Where have you been all my Lymelife?

My friend Alicia and I have been meeting weekly for movie night and the latest installment was a film I had never heard of, Lymelife. I think there is potential in all independent films. They make me think and it is almost more satisfying to find out what I enjoyed about the film as time goes on. Lymelife is no exception. It’s a family and coming-of-age tale set in the 1970s in suburban New York. Rory Culkin as Scott Bartlett is navigating through his teenage years and trying to woo the girl of his dreams Adrianna, played by Emma Roberts. He doesn’t have much inspiration from his parents’ relationship. Alec Baldwin and Jill Hennessy play Mickey and Brenda Bartlett. Scott’s brother Jimmy, back on leave from the military, may be the best role model he has. He is a strong fighter when it comes to his family but is ashamed the military only has him working on administrative duties rather than out on the battle lines.

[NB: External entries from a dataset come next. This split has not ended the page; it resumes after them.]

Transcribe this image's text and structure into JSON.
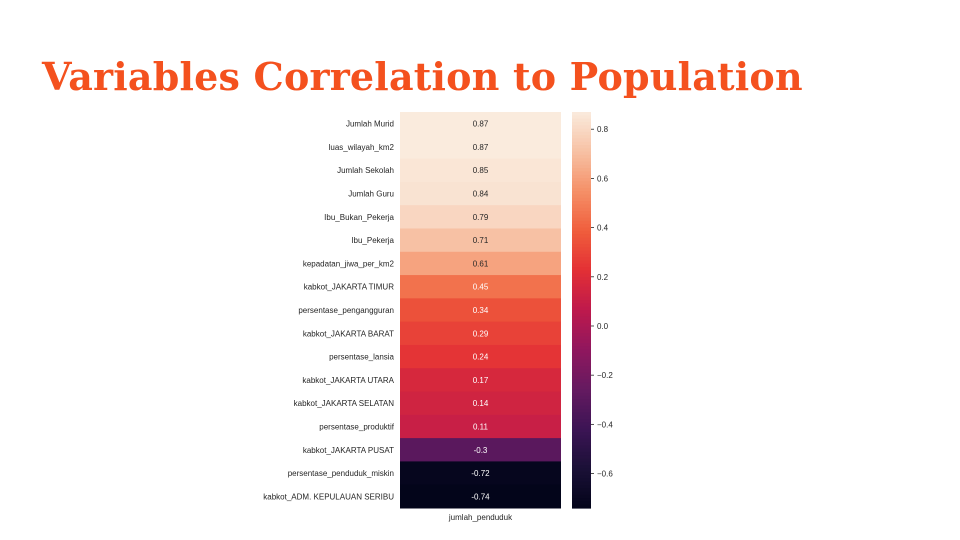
{
  "slide": {
    "title": "Variables Correlation to Population",
    "title_color": "#f4511e"
  },
  "chart_data": {
    "type": "heatmap",
    "column": "jumlah_penduduk",
    "rows": [
      {
        "label": "Jumlah Murid",
        "value": 0.87,
        "text": "0.87"
      },
      {
        "label": "luas_wilayah_km2",
        "value": 0.87,
        "text": "0.87"
      },
      {
        "label": "Jumlah Sekolah",
        "value": 0.85,
        "text": "0.85"
      },
      {
        "label": "Jumlah Guru",
        "value": 0.84,
        "text": "0.84"
      },
      {
        "label": "Ibu_Bukan_Pekerja",
        "value": 0.79,
        "text": "0.79"
      },
      {
        "label": "Ibu_Pekerja",
        "value": 0.71,
        "text": "0.71"
      },
      {
        "label": "kepadatan_jiwa_per_km2",
        "value": 0.61,
        "text": "0.61"
      },
      {
        "label": "kabkot_JAKARTA TIMUR",
        "value": 0.45,
        "text": "0.45"
      },
      {
        "label": "persentase_pengangguran",
        "value": 0.34,
        "text": "0.34"
      },
      {
        "label": "kabkot_JAKARTA BARAT",
        "value": 0.29,
        "text": "0.29"
      },
      {
        "label": "persentase_lansia",
        "value": 0.24,
        "text": "0.24"
      },
      {
        "label": "kabkot_JAKARTA UTARA",
        "value": 0.17,
        "text": "0.17"
      },
      {
        "label": "kabkot_JAKARTA SELATAN",
        "value": 0.14,
        "text": "0.14"
      },
      {
        "label": "persentase_produktif",
        "value": 0.11,
        "text": "0.11"
      },
      {
        "label": "kabkot_JAKARTA PUSAT",
        "value": -0.3,
        "text": "-0.3"
      },
      {
        "label": "persentase_penduduk_miskin",
        "value": -0.72,
        "text": "-0.72"
      },
      {
        "label": "kabkot_ADM. KEPULAUAN SERIBU",
        "value": -0.74,
        "text": "-0.74"
      }
    ],
    "colorbar": {
      "range": [
        -0.74,
        0.87
      ],
      "ticks": [
        0.8,
        0.6,
        0.4,
        0.2,
        0.0,
        -0.2,
        -0.4,
        -0.6
      ],
      "tick_labels": [
        "0.8",
        "0.6",
        "0.4",
        "0.2",
        "0.0",
        "−0.2",
        "−0.4",
        "−0.6"
      ],
      "colormap": "rocket"
    }
  }
}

Scott’s parents individually I think are not happy with their life choices that brought them together somehow. His mom would rather be back in Queens and his father takes it too far with a coworker at his real estate business, who happens to be Adrianna’s mother, Melissa Bragg.

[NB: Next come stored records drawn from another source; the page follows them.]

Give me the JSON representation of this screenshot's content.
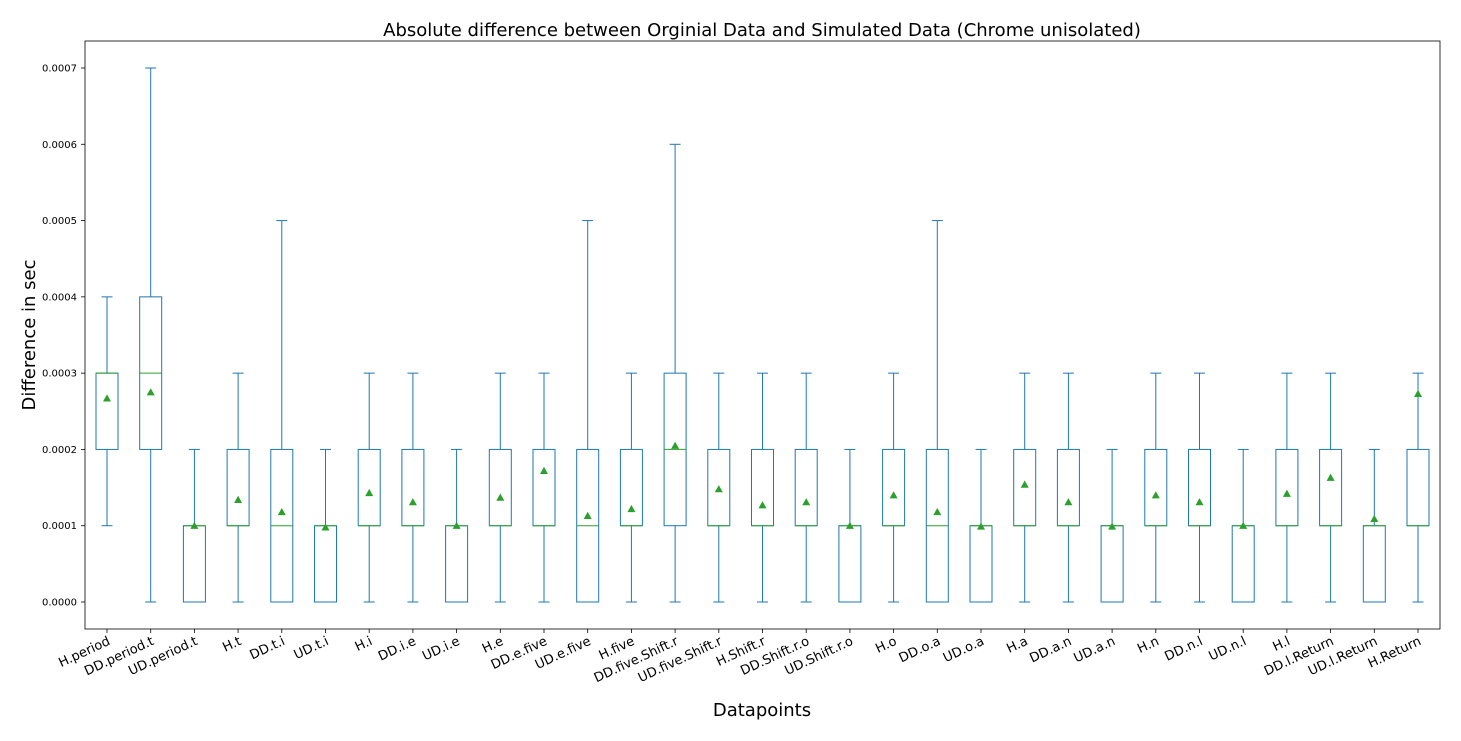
{
  "chart_data": {
    "type": "box",
    "title": "Absolute difference between Orginial Data and Simulated Data (Chrome unisolated)",
    "xlabel": "Datapoints",
    "ylabel": "Difference in sec",
    "ylim": [
      -3.5e-05,
      0.000735
    ],
    "yticks": [
      0.0,
      0.0001,
      0.0002,
      0.0003,
      0.0004,
      0.0005,
      0.0006,
      0.0007
    ],
    "ytick_labels": [
      "0.0000",
      "0.0001",
      "0.0002",
      "0.0003",
      "0.0004",
      "0.0005",
      "0.0006",
      "0.0007"
    ],
    "grid": false,
    "colors": {
      "box": "#1f77b4",
      "median": "#2ca02c",
      "mean": "#2ca02c"
    },
    "categories": [
      "H.period",
      "DD.period.t",
      "UD.period.t",
      "H.t",
      "DD.t.i",
      "UD.t.i",
      "H.i",
      "DD.i.e",
      "UD.i.e",
      "H.e",
      "DD.e.five",
      "UD.e.five",
      "H.five",
      "DD.five.Shift.r",
      "UD.five.Shift.r",
      "H.Shift.r",
      "DD.Shift.r.o",
      "UD.Shift.r.o",
      "H.o",
      "DD.o.a",
      "UD.o.a",
      "H.a",
      "DD.a.n",
      "UD.a.n",
      "H.n",
      "DD.n.l",
      "UD.n.l",
      "H.l",
      "DD.l.Return",
      "UD.l.Return",
      "H.Return"
    ],
    "whislo": [
      0.0001,
      0,
      0,
      0,
      0,
      0,
      0,
      0,
      0,
      0,
      0,
      0,
      0,
      0,
      0,
      0,
      0,
      0,
      0,
      0,
      0,
      0,
      0,
      0,
      0,
      0,
      0,
      0,
      0,
      0,
      0
    ],
    "q1": [
      0.0002,
      0.0002,
      0,
      0.0001,
      0,
      0,
      0.0001,
      0.0001,
      0,
      0.0001,
      0.0001,
      0,
      0.0001,
      0.0001,
      0.0001,
      0.0001,
      0.0001,
      0,
      0.0001,
      0,
      0,
      0.0001,
      0.0001,
      0,
      0.0001,
      0.0001,
      0,
      0.0001,
      0.0001,
      0,
      0.0001
    ],
    "median": [
      0.0003,
      0.0003,
      0.0001,
      0.0001,
      0.0001,
      0.0001,
      0.0001,
      0.0001,
      0.0001,
      0.0001,
      0.0001,
      0.0001,
      0.0001,
      0.0002,
      0.0001,
      0.0001,
      0.0001,
      0.0001,
      0.0001,
      0.0001,
      0.0001,
      0.0001,
      0.0001,
      0.0001,
      0.0001,
      0.0001,
      0.0001,
      0.0001,
      0.0001,
      0.0001,
      0.0001
    ],
    "q3": [
      0.0003,
      0.0004,
      0.0001,
      0.0002,
      0.0002,
      0.0001,
      0.0002,
      0.0002,
      0.0001,
      0.0002,
      0.0002,
      0.0002,
      0.0002,
      0.0003,
      0.0002,
      0.0002,
      0.0002,
      0.0001,
      0.0002,
      0.0002,
      0.0001,
      0.0002,
      0.0002,
      0.0001,
      0.0002,
      0.0002,
      0.0001,
      0.0002,
      0.0002,
      0.0001,
      0.0002
    ],
    "whishi": [
      0.0004,
      0.0007,
      0.0002,
      0.0003,
      0.0005,
      0.0002,
      0.0003,
      0.0003,
      0.0002,
      0.0003,
      0.0003,
      0.0005,
      0.0003,
      0.0006,
      0.0003,
      0.0003,
      0.0003,
      0.0002,
      0.0003,
      0.0005,
      0.0002,
      0.0003,
      0.0003,
      0.0002,
      0.0003,
      0.0003,
      0.0002,
      0.0003,
      0.0003,
      0.0002,
      0.0003
    ],
    "mean": [
      0.000267,
      0.000275,
      0.0001,
      0.000134,
      0.000118,
      9.8e-05,
      0.000143,
      0.000131,
      0.0001,
      0.000137,
      0.000172,
      0.000113,
      0.000122,
      0.000205,
      0.000148,
      0.000127,
      0.000131,
      0.0001,
      0.00014,
      0.000118,
      9.9e-05,
      0.000154,
      0.000131,
      9.9e-05,
      0.00014,
      0.000131,
      0.0001,
      0.000142,
      0.000163,
      0.000109,
      0.000273
    ]
  }
}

My favorite role and actor is Timothy Hutton as Charlie Bragg, Adrianna’s father. He is apparently suffering from Lyme’s disease and some associated hallucinations, but seems to have the most perspective compared to the other characters. 

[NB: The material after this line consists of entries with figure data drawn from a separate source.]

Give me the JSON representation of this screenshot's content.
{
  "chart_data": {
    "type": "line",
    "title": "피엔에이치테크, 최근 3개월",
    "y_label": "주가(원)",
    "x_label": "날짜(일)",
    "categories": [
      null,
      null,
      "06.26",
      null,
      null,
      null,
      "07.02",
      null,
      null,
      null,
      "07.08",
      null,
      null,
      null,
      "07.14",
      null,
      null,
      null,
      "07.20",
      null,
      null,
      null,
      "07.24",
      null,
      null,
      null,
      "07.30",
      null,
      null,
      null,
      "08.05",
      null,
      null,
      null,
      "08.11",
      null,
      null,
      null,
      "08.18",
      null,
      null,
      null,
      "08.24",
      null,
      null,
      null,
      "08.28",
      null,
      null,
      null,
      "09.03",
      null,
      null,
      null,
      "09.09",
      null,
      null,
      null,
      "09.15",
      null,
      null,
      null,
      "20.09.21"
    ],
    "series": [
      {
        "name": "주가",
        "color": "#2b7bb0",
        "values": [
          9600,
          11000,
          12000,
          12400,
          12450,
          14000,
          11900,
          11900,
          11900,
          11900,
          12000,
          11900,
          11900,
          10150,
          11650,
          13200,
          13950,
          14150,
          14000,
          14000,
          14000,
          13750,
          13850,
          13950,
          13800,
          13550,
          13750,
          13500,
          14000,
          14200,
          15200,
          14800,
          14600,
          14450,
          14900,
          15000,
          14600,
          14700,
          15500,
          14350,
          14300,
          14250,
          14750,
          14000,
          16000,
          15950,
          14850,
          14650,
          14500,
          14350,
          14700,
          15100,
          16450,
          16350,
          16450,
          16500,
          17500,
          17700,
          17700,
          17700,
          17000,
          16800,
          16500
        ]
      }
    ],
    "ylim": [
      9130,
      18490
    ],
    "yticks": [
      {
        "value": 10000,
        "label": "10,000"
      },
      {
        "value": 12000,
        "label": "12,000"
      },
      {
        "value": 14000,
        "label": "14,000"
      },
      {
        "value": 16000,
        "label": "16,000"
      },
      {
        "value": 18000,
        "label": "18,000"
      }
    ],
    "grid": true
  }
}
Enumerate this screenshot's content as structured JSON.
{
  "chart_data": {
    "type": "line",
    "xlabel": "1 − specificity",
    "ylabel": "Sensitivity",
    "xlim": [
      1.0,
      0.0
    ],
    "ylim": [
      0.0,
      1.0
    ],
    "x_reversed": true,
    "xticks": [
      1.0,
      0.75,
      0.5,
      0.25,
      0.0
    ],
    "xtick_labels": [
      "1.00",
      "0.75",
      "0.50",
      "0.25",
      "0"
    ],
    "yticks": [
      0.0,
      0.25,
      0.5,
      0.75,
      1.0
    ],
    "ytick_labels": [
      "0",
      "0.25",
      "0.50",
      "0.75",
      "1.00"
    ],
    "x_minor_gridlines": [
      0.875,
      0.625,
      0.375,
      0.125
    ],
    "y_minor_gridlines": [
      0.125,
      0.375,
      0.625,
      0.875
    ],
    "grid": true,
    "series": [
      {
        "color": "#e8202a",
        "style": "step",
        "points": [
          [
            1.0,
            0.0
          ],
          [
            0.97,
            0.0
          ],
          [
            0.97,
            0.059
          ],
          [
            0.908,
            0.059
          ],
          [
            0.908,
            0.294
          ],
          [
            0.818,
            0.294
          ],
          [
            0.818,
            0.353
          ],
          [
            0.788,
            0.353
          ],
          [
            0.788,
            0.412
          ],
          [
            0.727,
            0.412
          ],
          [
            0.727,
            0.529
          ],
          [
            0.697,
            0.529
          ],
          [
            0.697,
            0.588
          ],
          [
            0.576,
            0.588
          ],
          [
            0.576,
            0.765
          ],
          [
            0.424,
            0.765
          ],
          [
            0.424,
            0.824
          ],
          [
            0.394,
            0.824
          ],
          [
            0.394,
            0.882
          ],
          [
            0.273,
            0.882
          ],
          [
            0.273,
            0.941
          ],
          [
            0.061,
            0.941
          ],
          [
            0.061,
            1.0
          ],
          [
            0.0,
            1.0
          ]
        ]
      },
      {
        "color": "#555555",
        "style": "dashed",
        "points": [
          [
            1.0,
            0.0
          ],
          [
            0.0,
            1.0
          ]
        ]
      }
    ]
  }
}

While the characters fight their respective battles, Mickey Bartlett has a dream house built in a new development. The idea of it seems perfect for a family like theirs, living in a modest middle class house then finally moving up and having a new start.

But, life doesn’t go as planned and the new house is really a sign of everyone in the family coming into their own and going their separate ways.

Charlie Bragg has the last word and the screen goes blank before showing the viewer visually what happens. It’s effective and a appropriate ending to a film of simple meaning that is an appreciated effort at looking into the dynamics of family.